# How do you organize your sound effects and music?



## Death Wraith (Mar 23, 2006)

After 15 years of collecting music files, 10 years of collecting sound effects, multiple computer crashes and back-ups, plus a teen that loves itunes and his dad that uses WMP as well, my audio collection is a mess. How do you guys organize your music and sound effects? How do you coordinate between itunes and non-itunes libraries and players?

I've tried MediaMonkey but not very successfully. There are so many options! It would be nice to have one software program that can sync with both mp3 players and Ipods and be able to load separate libraries as needed, one of sound effects and one of music.
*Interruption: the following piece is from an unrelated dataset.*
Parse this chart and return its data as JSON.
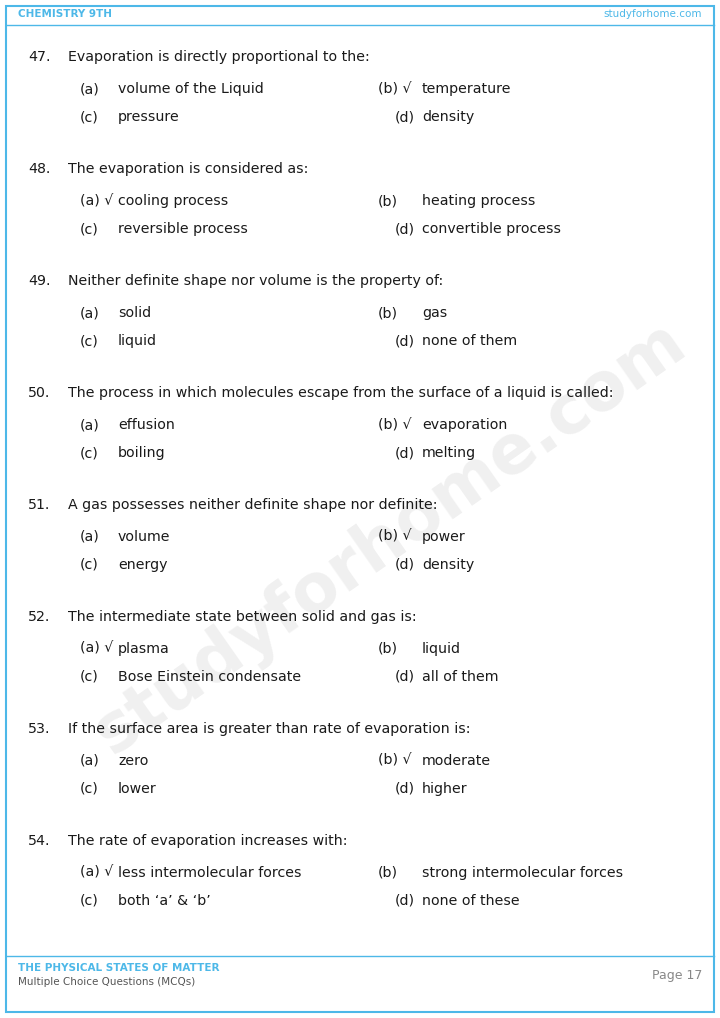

Does anybody have any suggestions?


----------



## stagehand1975 (Feb 22, 2010)

I have tried. I get halfway there and usually have the computer crash. I now keep everything on an external hard drive as a backup. But it is just a raw collection of files. I try to organize it and it takes more time than I have to do it. I have a pro dj media player that recognizes them better with less organization. What I mean is it won't recognize file folders within file folders.


----------



## camsauce (Oct 16, 2009)

I just keep a separate folder for Halloween with subfolders for Music, SFX, Finals/Masters. I arrange all the audio in Adobe Premiere (GarageBand would work good too). It's tedious but it also helps to prefix the filename with something useful, eg. SFX-Graveyard* followed by whatever the sound is.


----------



## fontgeek (Jul 24, 2006)

I create folders much like camsauce does, I label the files when they are created, and I keep information on the files in a text document or DTP program, and also copy and paste the information into the file's comments. I work primarily on Macs, so doing that step is easy. Just select the file go to "get info" and there is a spot for the information right there. I keep an eye on the folder size, when it approaches a CD capacity, I burn it to a disk and file it, I put the disk name and number in my text document to show where those files are stored.
It's not that hard or time consuming to do if you do it at the time of the creation or downloading of the file rather than waiting 'til you get a ton of them you have to work through at once.


----------



## kprimm (Mar 14, 2009)

I have a seperate external hard drive that is used for Halloween, I have all my sound files in mp3 format and in folders according to sound effect type or Party music. Then they are broken down into individual albums. I also have a ll my prop info, pictures, animation files and anything else halloween on this drive. Everything on this drive is also backed up on burned cd's, wich are also backed up.


----------



## Rich B (Oct 6, 2005)

My music collection (almost 1TB) is sorted by genre, i.e. audiobooks, blues, jazz, pop, rock, urban, world, classical etc..... and then by artist and then by album. My halloween collection is sorted by 6 categories, scary songs (nox arcana, midnight syndicate etc), fun songs (monster mash, addams family etc), sound effects, atmospheric (the typical hour long tracks with music and sound effects), movie soundtracks and scary tales. That's the master library, I then created a "working library" that changes each year as I copy new songs from the master library into it and remove stuff from that, the sound effects categories for the working library are broken down by weather, voices, animals, chants, bucky files, screams, and a couple others I can't recall at the moment. makes it easy to find files on the fly. I keep all my files on an internal hard drive on my computer, then a backup on a portable hard drive, and then another backup on another hard drive I keep in a fireproof safe. Have I had crashes before? You bet, but with double reduntant backups I've always been able to recover files as needed.


----------